As intervenções do trabalho social no campo da habitação de interesse social
remontam a décadas anteriores à criação do Ministério das Cidades, em 2003. Assim,
a forma como o trabalho social se apresenta, na atualidade, tem como referência as
concepções e práticas adotadas em anos anteriores na história da política habitacional
brasileira. Daí a relevância do recorte histórico, uma vez que, para conhecer a realidade
presente, é necessário mergulhar na trajetória histórica do trabalho social dentro da
política habitacional. Desta forma, procuraremos, neste capítulo, discutir a trajetória do trabalho social
em habitação.

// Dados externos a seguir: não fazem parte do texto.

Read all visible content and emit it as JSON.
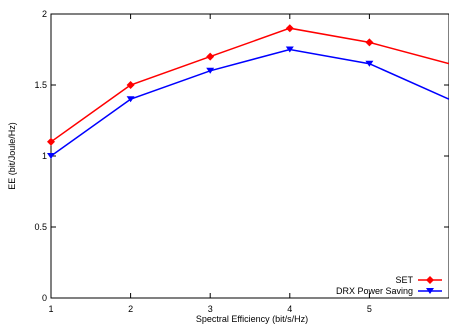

Para isso, recorreremos à construção de uma linha do tempo,
destacando a integração do trabalho social nas principais políticas públicas de
habitação e suas concepções, em três momentos da história brasileira: a) o período de
1964 a 1986, em que se analisa o trabalho social executado nos programas do Banco
Nacional de Habitação (BNH), durante o regime militar brasileiro; b) o período de 1987
a 1999, fase pós-regime militar, que revela a dificuldade dos governos em formular uma
política habitacional efetiva, com a criação apenas de programas habitacionais
pontuais, nos quais havia a exigência do trabalho social pelo Banco Interamericano de
Desenvolvimento (BID); e c) o período de 2003 até a atualidade, sendo esta fase
marcada pela institucionalização definitiva do trabalho social dentro da Política Nacional
de Habitação e a criação do Programa de Aceleramento do Crescimento (PAC) e o
PMCMV.
2.1 Aspectos Históricos do Trabalho Social no BNH (1964-1986).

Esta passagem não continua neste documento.